Sigourney Mayor Speaks with Senator’s Representative

By: 
Casey Jarmes
The News-Review

SIGOURNEY – On Nov. 15, Michele Beck, a representative for Iowa Senator Joni Ernst, held open office hours at the Sigourney City Hall, speaking with locals so their problems could be passed onto the senator. Beck spoke extensively with Sigourney Mayor Jimmy Morlan, who again brought up Keokuk County’s continued problems with a lack of childcare. He stated that KCED was advancing in their work to establish a childcare center in Sigourney and that they had reserved a building. He requested either help from the federal government to set up childcare or at least shorten the certification process. Beck stated Ernst had proposed a bill that will open up Small Business Association Loans for non-profits, which would help.

Morlan stated that the area lacked police officers and that no one wanted to become policemen anymore. He stated that Adam Clark of the Sigourney City Council tells applicants that Sigourney is a great place to live, like Mayberry from the “Andy Griffith Show,” and that maybe that was the wrong way to put it, given the lack of applicants. He noted that Sigourney had briefly found a new police chief last year, Kris Metcalf, but that Metcalf had been forced to leave to avoid losing his IPERs.

Morlan stated that, in the past, the City of Sigourney had hired police officers by offering to pay for their academy training, in return for the officers staying for four years. Repeatedly, after three years, officers left for the Keokuk County Sheriff’s Department, which pays better, after the Sheriff’s Department offered to pay the cost of leaving the contract early. He stated Sigourney had attempted to enter a sharing agreement with Keota, but that that had fallen apart after Keota’s police chief left for the Washington County Sheriff’s Department. He stated that Indian Hills Community College was considering offering police training at the Sigourney Career Academy, but needed more high schools to be interested in it.

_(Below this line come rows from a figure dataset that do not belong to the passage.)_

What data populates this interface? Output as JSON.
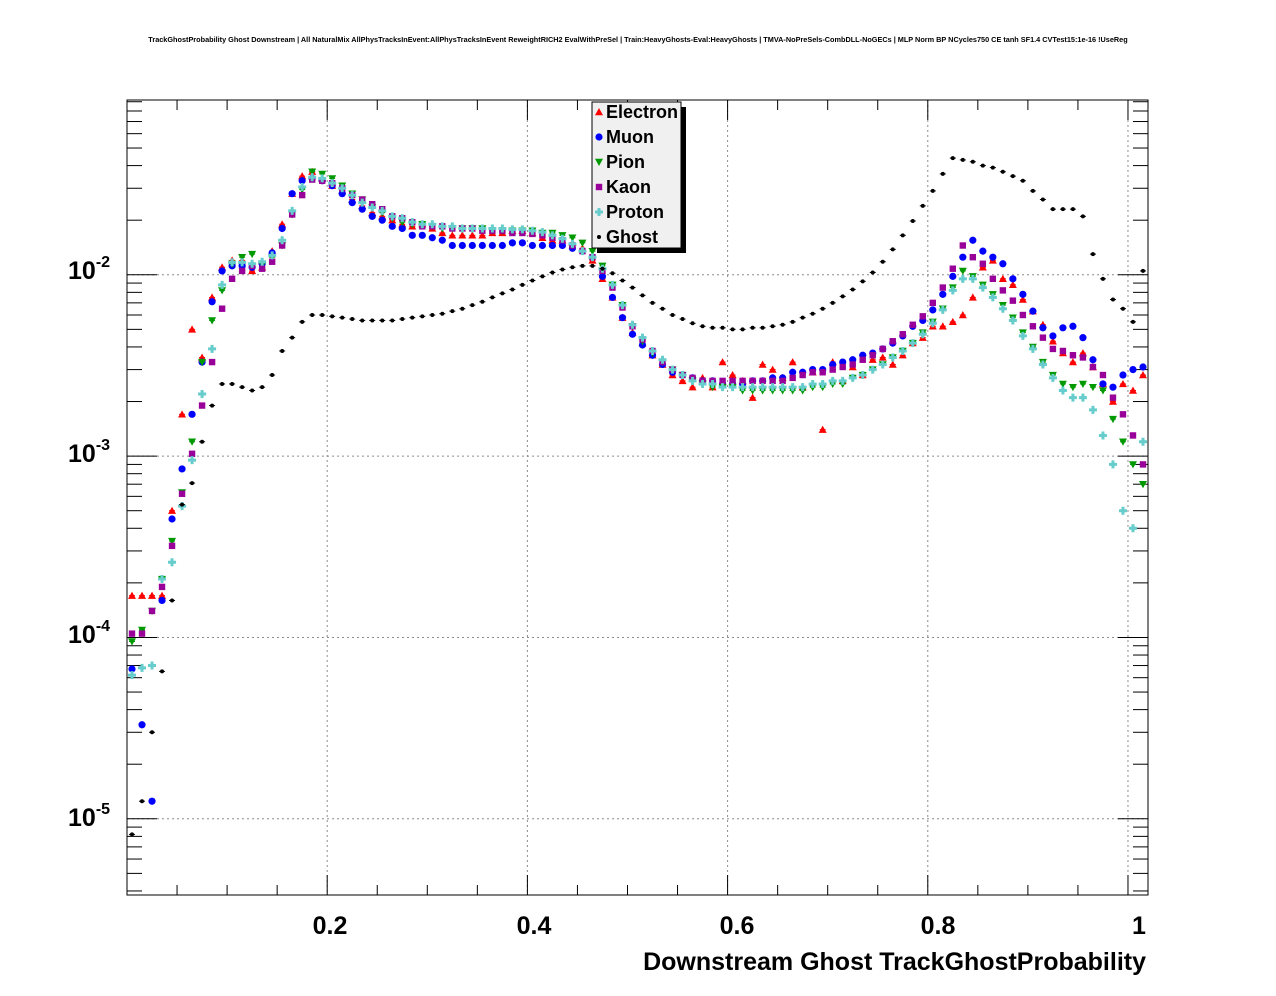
{
  "chart_data": {
    "type": "scatter",
    "title": "TrackGhostProbability Ghost Downstream | All NaturalMix AllPhysTracksInEvent:AllPhysTracksInEvent ReweightRICH2 EvalWithPreSel | Train:HeavyGhosts-Eval:HeavyGhosts | TMVA-NoPreSels-CombDLL-NoGECs | MLP Norm BP NCycles750 CE tanh SF1.4 CVTest15:1e-16 !UseReg",
    "xlabel": "Downstream Ghost TrackGhostProbability",
    "ylabel": "",
    "xlim": [
      0,
      1.02
    ],
    "ylim": [
      3.8e-06,
      0.092
    ],
    "yscale": "log",
    "grid": true,
    "legend_position": "top-center",
    "x_tick_labels": [
      "0.2",
      "0.4",
      "0.6",
      "0.8",
      "1"
    ],
    "y_tick_labels": [
      {
        "base": "10",
        "exp": "-2"
      },
      {
        "base": "10",
        "exp": "-3"
      },
      {
        "base": "10",
        "exp": "-4"
      },
      {
        "base": "10",
        "exp": "-5"
      }
    ],
    "x": [
      0.005,
      0.015,
      0.025,
      0.035,
      0.045,
      0.055,
      0.065,
      0.075,
      0.085,
      0.095,
      0.105,
      0.115,
      0.125,
      0.135,
      0.145,
      0.155,
      0.165,
      0.175,
      0.185,
      0.195,
      0.205,
      0.215,
      0.225,
      0.235,
      0.245,
      0.255,
      0.265,
      0.275,
      0.285,
      0.295,
      0.305,
      0.315,
      0.325,
      0.335,
      0.345,
      0.355,
      0.365,
      0.375,
      0.385,
      0.395,
      0.405,
      0.415,
      0.425,
      0.435,
      0.445,
      0.455,
      0.465,
      0.475,
      0.485,
      0.495,
      0.505,
      0.515,
      0.525,
      0.535,
      0.545,
      0.555,
      0.565,
      0.575,
      0.585,
      0.595,
      0.605,
      0.615,
      0.625,
      0.635,
      0.645,
      0.655,
      0.665,
      0.675,
      0.685,
      0.695,
      0.705,
      0.715,
      0.725,
      0.735,
      0.745,
      0.755,
      0.765,
      0.775,
      0.785,
      0.795,
      0.805,
      0.815,
      0.825,
      0.835,
      0.845,
      0.855,
      0.865,
      0.875,
      0.885,
      0.895,
      0.905,
      0.915,
      0.925,
      0.935,
      0.945,
      0.955,
      0.965,
      0.975,
      0.985,
      0.995,
      1.005,
      1.015
    ],
    "series": [
      {
        "name": "Electron",
        "color": "#ff0000",
        "marker": "triangle-up",
        "values": [
          0.00017,
          0.00017,
          0.00017,
          0.00017,
          0.0005,
          0.0017,
          0.005,
          0.0035,
          0.0075,
          0.011,
          0.012,
          0.012,
          0.0105,
          0.011,
          0.0135,
          0.019,
          0.028,
          0.035,
          0.037,
          0.034,
          0.031,
          0.029,
          0.026,
          0.024,
          0.022,
          0.021,
          0.02,
          0.019,
          0.0185,
          0.019,
          0.018,
          0.017,
          0.0165,
          0.0165,
          0.0165,
          0.0165,
          0.017,
          0.017,
          0.0175,
          0.0175,
          0.017,
          0.016,
          0.0155,
          0.0155,
          0.015,
          0.014,
          0.012,
          0.0095,
          0.0075,
          0.0058,
          0.0048,
          0.0042,
          0.0036,
          0.0032,
          0.0028,
          0.0026,
          0.0024,
          0.0027,
          0.0024,
          0.0033,
          0.0028,
          0.0026,
          0.0021,
          0.0032,
          0.003,
          0.0027,
          0.0033,
          0.0024,
          0.0029,
          0.0014,
          0.0033,
          0.0026,
          0.0031,
          0.0028,
          0.0034,
          0.0035,
          0.0032,
          0.0036,
          0.0042,
          0.0045,
          0.0052,
          0.0052,
          0.0055,
          0.006,
          0.0075,
          0.011,
          0.012,
          0.0095,
          0.0088,
          0.0073,
          0.0063,
          0.0053,
          0.0043,
          0.0037,
          0.0033,
          0.0037,
          0.0031,
          0.0025,
          0.002,
          0.0025,
          0.0023,
          0.0028
        ]
      },
      {
        "name": "Muon",
        "color": "#0000ff",
        "marker": "circle",
        "values": [
          6.7e-05,
          3.3e-05,
          1.25e-05,
          0.00016,
          0.00045,
          0.00085,
          0.0017,
          0.0033,
          0.0071,
          0.0105,
          0.0112,
          0.0112,
          0.011,
          0.0115,
          0.0132,
          0.018,
          0.028,
          0.033,
          0.034,
          0.033,
          0.031,
          0.028,
          0.025,
          0.023,
          0.021,
          0.02,
          0.0185,
          0.018,
          0.0165,
          0.0165,
          0.016,
          0.0155,
          0.0145,
          0.0145,
          0.0145,
          0.0145,
          0.0145,
          0.0145,
          0.015,
          0.015,
          0.0145,
          0.0145,
          0.0145,
          0.0145,
          0.014,
          0.0135,
          0.0125,
          0.0098,
          0.0075,
          0.0058,
          0.0047,
          0.0041,
          0.0036,
          0.0032,
          0.0029,
          0.0028,
          0.0027,
          0.0026,
          0.0026,
          0.0025,
          0.0025,
          0.0025,
          0.0026,
          0.0026,
          0.0027,
          0.0027,
          0.0029,
          0.0029,
          0.003,
          0.003,
          0.0032,
          0.0033,
          0.0034,
          0.0036,
          0.0037,
          0.0039,
          0.0042,
          0.0046,
          0.0052,
          0.0056,
          0.0064,
          0.0078,
          0.0098,
          0.0125,
          0.0155,
          0.0135,
          0.0125,
          0.0115,
          0.0095,
          0.0078,
          0.0063,
          0.0051,
          0.0046,
          0.0051,
          0.0052,
          0.0045,
          0.0034,
          0.0025,
          0.0024,
          0.0028,
          0.003,
          0.0031
        ]
      },
      {
        "name": "Pion",
        "color": "#009900",
        "marker": "triangle-down",
        "values": [
          9.5e-05,
          0.00011,
          0.00014,
          0.00021,
          0.00034,
          0.00063,
          0.0012,
          0.0033,
          0.0056,
          0.0082,
          0.0115,
          0.0125,
          0.013,
          0.0115,
          0.0125,
          0.0145,
          0.0215,
          0.0295,
          0.037,
          0.036,
          0.034,
          0.031,
          0.028,
          0.026,
          0.0235,
          0.022,
          0.0205,
          0.0195,
          0.019,
          0.019,
          0.0185,
          0.018,
          0.018,
          0.018,
          0.018,
          0.018,
          0.0175,
          0.0175,
          0.0175,
          0.0175,
          0.0175,
          0.017,
          0.017,
          0.0165,
          0.016,
          0.015,
          0.0135,
          0.0112,
          0.0088,
          0.0068,
          0.0052,
          0.0043,
          0.0037,
          0.0033,
          0.003,
          0.0028,
          0.0026,
          0.0025,
          0.0024,
          0.0024,
          0.0024,
          0.0023,
          0.0023,
          0.0023,
          0.0023,
          0.0023,
          0.0023,
          0.0023,
          0.0024,
          0.0024,
          0.0025,
          0.0025,
          0.0027,
          0.0028,
          0.003,
          0.0032,
          0.0035,
          0.0038,
          0.0042,
          0.0048,
          0.0055,
          0.0065,
          0.0085,
          0.0105,
          0.0098,
          0.0088,
          0.0078,
          0.0068,
          0.0058,
          0.0048,
          0.004,
          0.0033,
          0.0028,
          0.0025,
          0.0024,
          0.0025,
          0.0024,
          0.0023,
          0.0016,
          0.0012,
          0.0009,
          0.0007
        ]
      },
      {
        "name": "Kaon",
        "color": "#990099",
        "marker": "square",
        "values": [
          0.000105,
          0.000105,
          0.00014,
          0.00019,
          0.00032,
          0.00062,
          0.00103,
          0.0019,
          0.0033,
          0.0065,
          0.0095,
          0.0105,
          0.0112,
          0.0108,
          0.0118,
          0.0145,
          0.0215,
          0.0275,
          0.0335,
          0.033,
          0.032,
          0.03,
          0.0275,
          0.026,
          0.0245,
          0.023,
          0.021,
          0.0205,
          0.0195,
          0.0185,
          0.0185,
          0.0185,
          0.018,
          0.018,
          0.018,
          0.0175,
          0.0175,
          0.0175,
          0.017,
          0.017,
          0.0168,
          0.0165,
          0.016,
          0.0155,
          0.0145,
          0.0135,
          0.0125,
          0.0105,
          0.0085,
          0.0066,
          0.0052,
          0.0044,
          0.0038,
          0.0033,
          0.003,
          0.0028,
          0.0027,
          0.0026,
          0.0026,
          0.0026,
          0.0026,
          0.0026,
          0.0026,
          0.0026,
          0.0026,
          0.0026,
          0.0027,
          0.0028,
          0.0029,
          0.0029,
          0.003,
          0.0031,
          0.0032,
          0.0034,
          0.0036,
          0.0039,
          0.0043,
          0.0047,
          0.0053,
          0.0059,
          0.007,
          0.0085,
          0.0108,
          0.0145,
          0.0125,
          0.0115,
          0.0095,
          0.0082,
          0.0072,
          0.006,
          0.0052,
          0.0045,
          0.0039,
          0.0038,
          0.0036,
          0.0035,
          0.0031,
          0.0028,
          0.0021,
          0.0017,
          0.0013,
          0.0009
        ]
      },
      {
        "name": "Proton",
        "color": "#66cccc",
        "marker": "cross",
        "values": [
          6.2e-05,
          6.8e-05,
          7e-05,
          0.00021,
          0.00026,
          0.00053,
          0.00095,
          0.0022,
          0.0039,
          0.0088,
          0.0117,
          0.0117,
          0.0115,
          0.0118,
          0.0128,
          0.0155,
          0.0225,
          0.0305,
          0.0345,
          0.034,
          0.032,
          0.03,
          0.0275,
          0.025,
          0.0235,
          0.0225,
          0.021,
          0.0205,
          0.0195,
          0.019,
          0.019,
          0.0185,
          0.0185,
          0.018,
          0.018,
          0.018,
          0.018,
          0.018,
          0.0178,
          0.0178,
          0.0175,
          0.0172,
          0.0165,
          0.0158,
          0.0148,
          0.0135,
          0.0125,
          0.0108,
          0.0088,
          0.0068,
          0.0053,
          0.0045,
          0.0038,
          0.0034,
          0.003,
          0.0028,
          0.0026,
          0.0025,
          0.0025,
          0.0024,
          0.0024,
          0.0024,
          0.0024,
          0.0024,
          0.0024,
          0.0024,
          0.0024,
          0.0024,
          0.0025,
          0.0025,
          0.0026,
          0.0026,
          0.0027,
          0.0028,
          0.003,
          0.0032,
          0.0035,
          0.0038,
          0.0042,
          0.0047,
          0.0054,
          0.0064,
          0.0082,
          0.0095,
          0.0095,
          0.0085,
          0.0075,
          0.0065,
          0.0056,
          0.0046,
          0.0039,
          0.0032,
          0.0027,
          0.0023,
          0.0021,
          0.0021,
          0.0018,
          0.0013,
          0.0009,
          0.0005,
          0.0004,
          0.0012
        ]
      },
      {
        "name": "Ghost",
        "color": "#000000",
        "marker": "point",
        "values": [
          8.2e-06,
          1.25e-05,
          3e-05,
          6.5e-05,
          0.00016,
          0.00054,
          0.00071,
          0.0012,
          0.0019,
          0.0025,
          0.0025,
          0.0024,
          0.0023,
          0.0024,
          0.0028,
          0.0038,
          0.0045,
          0.0055,
          0.006,
          0.006,
          0.0059,
          0.0058,
          0.0057,
          0.0056,
          0.0056,
          0.0056,
          0.0056,
          0.0057,
          0.0058,
          0.0059,
          0.006,
          0.0061,
          0.0063,
          0.0065,
          0.0068,
          0.0071,
          0.0075,
          0.0079,
          0.0083,
          0.0088,
          0.0093,
          0.0098,
          0.0103,
          0.0107,
          0.011,
          0.0112,
          0.0112,
          0.0108,
          0.0102,
          0.0093,
          0.0085,
          0.0077,
          0.007,
          0.0065,
          0.006,
          0.0057,
          0.0054,
          0.0052,
          0.0051,
          0.0051,
          0.005,
          0.005,
          0.0051,
          0.0051,
          0.0052,
          0.0053,
          0.0055,
          0.0058,
          0.0061,
          0.0065,
          0.007,
          0.0076,
          0.0083,
          0.0092,
          0.0103,
          0.0118,
          0.0138,
          0.0165,
          0.0198,
          0.024,
          0.029,
          0.036,
          0.044,
          0.043,
          0.042,
          0.04,
          0.039,
          0.037,
          0.035,
          0.033,
          0.029,
          0.026,
          0.023,
          0.023,
          0.023,
          0.021,
          0.013,
          0.0095,
          0.0073,
          0.0065,
          0.0055,
          0.0105
        ]
      }
    ]
  }
}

He claimed that there are a lot of people in Sigourney who were unemployed and lived off government benefits, saying that he “wished they weren’t here.” He brought up a homeless woman living in town. She had attempted to live in a tent, but the city had told her she couldn’t, and she now sleeps on a staircase. Morlan stated the woman had burned bridges with apartment landlords and her family, thus having nowhere to go. The city had attempted to take her to homeless shelters in Oskaloosa and Washington, but they rejected her for having a criminal record. Morlan stated he didn’t know what the woman would do when it got cold.